Catholic diocese breaks ground for new spiritual home
Posted January 2, 2015
Updated January 3, 2015
Raleigh, N.C. — The Catholic Diocese of Raleigh broke ground Saturday on a cathedral in southwest Raleigh that will seat 2,000 worshippers when it's finished.
The official groundbreaking ceremony for the Holy Name of Jesus Cathedral was held at 10 a.m., and hundreds of Raleigh-area Catholics were in attendance. The new cathedral will be located between Western Boulevard and Centennial Parkway in Raleigh on about 39 acres that used to house diocese offices and Cardinal Gibbons High School.
The diocese planned for a $75 million campus to include a fellowship hall, parking garage and crypt at the same location, but had cut back when it couldn't raise the money.
"I promise we will build only what the people of God will allow us to do," Bishop Michael Burbidge said. "No loan, nothing beyond our means. Faithful stewardship."
The cathedral will cost about $41 million.
Burbidge held about 400 receptions across the 54-county diocese to get feedback from area Catholics on the design of the church. Using a crucifix design, it will seat 1,000 immediately in front of the altar, with 500 on either side of it.
"The design will be similar to other cathedrals, in that we are building on a 2,000-year heritage of sacred architecture," James O'Brien, the Arlington, Va.-based architect brought in to handle the project, said in a statement. "At the same time, the cathedral is intended to be a reflection of the values of the faithful of North Carolina, and so it is bound to be unique in that way."
The construction is expected to take about two years.
"We are building a worthy dwelling place for God — a home for all the faithful in the diocese. A beautiful and spacious church whose doors will be open to all. A place where sacred music will be heard and lectures will be conducted," Burbidge told reporters before the ceremony.
The cathedral will replace Sacred Heart Church, Raleigh's existing cathedral. Built in the early 1920s at the corner of Hillsborough and McDowell streets downtown, Sacred Heart can hold only 320 people and is the smallest Catholic cathedral in the continental U.S.

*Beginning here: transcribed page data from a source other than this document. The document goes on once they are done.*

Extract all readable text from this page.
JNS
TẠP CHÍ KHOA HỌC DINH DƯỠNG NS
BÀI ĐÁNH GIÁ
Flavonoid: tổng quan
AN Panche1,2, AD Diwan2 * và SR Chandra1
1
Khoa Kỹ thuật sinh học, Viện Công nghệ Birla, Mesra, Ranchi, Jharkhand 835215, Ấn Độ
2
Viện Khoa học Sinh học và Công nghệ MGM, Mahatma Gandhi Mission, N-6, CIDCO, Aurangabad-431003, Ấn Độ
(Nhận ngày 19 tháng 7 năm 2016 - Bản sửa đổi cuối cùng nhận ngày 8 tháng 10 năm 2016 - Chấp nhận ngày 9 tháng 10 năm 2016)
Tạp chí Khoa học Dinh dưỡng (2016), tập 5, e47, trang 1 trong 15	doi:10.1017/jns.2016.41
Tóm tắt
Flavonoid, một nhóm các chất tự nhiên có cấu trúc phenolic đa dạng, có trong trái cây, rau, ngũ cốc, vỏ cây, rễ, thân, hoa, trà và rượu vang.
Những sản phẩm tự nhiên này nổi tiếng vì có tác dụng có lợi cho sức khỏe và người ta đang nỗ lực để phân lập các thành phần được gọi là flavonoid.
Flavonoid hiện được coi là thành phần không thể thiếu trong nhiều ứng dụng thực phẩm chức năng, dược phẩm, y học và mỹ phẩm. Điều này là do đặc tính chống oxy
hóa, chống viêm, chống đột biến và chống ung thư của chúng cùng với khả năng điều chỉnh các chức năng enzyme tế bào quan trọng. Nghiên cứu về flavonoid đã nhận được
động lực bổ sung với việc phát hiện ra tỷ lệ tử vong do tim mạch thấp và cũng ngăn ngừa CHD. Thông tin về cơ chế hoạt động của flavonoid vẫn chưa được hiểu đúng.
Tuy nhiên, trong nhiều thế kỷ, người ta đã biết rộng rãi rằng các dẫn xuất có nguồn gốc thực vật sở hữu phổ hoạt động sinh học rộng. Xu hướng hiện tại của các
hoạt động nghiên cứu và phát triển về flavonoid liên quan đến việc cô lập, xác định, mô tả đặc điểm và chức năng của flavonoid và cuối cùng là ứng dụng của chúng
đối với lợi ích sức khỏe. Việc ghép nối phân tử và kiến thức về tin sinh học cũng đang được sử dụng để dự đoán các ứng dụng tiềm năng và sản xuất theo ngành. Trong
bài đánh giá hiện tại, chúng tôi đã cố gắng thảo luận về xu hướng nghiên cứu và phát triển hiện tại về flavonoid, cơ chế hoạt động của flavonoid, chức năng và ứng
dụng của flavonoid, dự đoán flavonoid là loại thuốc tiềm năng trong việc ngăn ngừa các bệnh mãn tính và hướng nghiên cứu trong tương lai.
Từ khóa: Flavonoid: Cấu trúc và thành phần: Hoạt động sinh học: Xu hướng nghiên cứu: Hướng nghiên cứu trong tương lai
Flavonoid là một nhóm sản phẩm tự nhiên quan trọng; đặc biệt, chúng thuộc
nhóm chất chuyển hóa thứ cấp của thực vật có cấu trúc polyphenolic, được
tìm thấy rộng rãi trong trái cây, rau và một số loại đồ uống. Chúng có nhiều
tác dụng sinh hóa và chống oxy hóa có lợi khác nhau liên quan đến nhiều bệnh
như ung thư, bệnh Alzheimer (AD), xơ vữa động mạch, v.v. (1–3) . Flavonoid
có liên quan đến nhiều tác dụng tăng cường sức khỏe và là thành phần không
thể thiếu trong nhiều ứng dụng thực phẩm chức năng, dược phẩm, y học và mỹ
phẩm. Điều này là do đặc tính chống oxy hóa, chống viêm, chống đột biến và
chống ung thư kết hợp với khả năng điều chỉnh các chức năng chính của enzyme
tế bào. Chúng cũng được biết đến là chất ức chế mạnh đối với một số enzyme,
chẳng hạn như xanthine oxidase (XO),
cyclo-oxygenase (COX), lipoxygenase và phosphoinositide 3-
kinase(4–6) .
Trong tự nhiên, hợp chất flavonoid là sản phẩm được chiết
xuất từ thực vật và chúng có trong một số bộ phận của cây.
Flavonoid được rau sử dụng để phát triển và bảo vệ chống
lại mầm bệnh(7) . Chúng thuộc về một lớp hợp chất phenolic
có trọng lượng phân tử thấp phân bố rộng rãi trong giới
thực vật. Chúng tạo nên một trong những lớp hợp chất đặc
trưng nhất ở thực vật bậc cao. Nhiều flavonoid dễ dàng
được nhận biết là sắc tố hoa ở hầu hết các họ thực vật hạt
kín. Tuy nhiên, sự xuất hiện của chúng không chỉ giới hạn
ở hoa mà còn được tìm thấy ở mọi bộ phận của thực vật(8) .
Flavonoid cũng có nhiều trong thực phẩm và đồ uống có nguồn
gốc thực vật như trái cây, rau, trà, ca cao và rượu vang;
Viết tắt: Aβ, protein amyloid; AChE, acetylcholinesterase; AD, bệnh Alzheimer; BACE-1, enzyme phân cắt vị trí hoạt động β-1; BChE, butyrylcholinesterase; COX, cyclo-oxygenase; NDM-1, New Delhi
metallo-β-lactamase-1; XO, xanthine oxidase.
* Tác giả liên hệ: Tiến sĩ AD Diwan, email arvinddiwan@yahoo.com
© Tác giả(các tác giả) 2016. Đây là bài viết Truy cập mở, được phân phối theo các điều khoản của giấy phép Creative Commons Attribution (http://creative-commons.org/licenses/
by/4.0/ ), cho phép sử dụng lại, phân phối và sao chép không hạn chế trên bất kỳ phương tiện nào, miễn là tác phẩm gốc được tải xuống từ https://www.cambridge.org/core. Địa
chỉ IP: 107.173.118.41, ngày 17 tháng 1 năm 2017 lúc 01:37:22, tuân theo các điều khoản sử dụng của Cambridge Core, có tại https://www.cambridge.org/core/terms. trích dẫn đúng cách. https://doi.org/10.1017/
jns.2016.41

Burbidge has said that Sacred Heart will remain an active church once the new cathedral is built. Burbidge said it is an especially proud day for him after dedicating 11 new churches during his nine years in the diocese, which covers eastern North Carolina.
The diocese has grown from 6,000 Catholics to 500,000 people since it was founded 90 years ago, he said.
"We will do everything possible to make this entire community proud by making sure our cathedral is a powerful reminded of God's presence in our midst," Burbidge said. "The one who calls us to love and to serve Him and one another."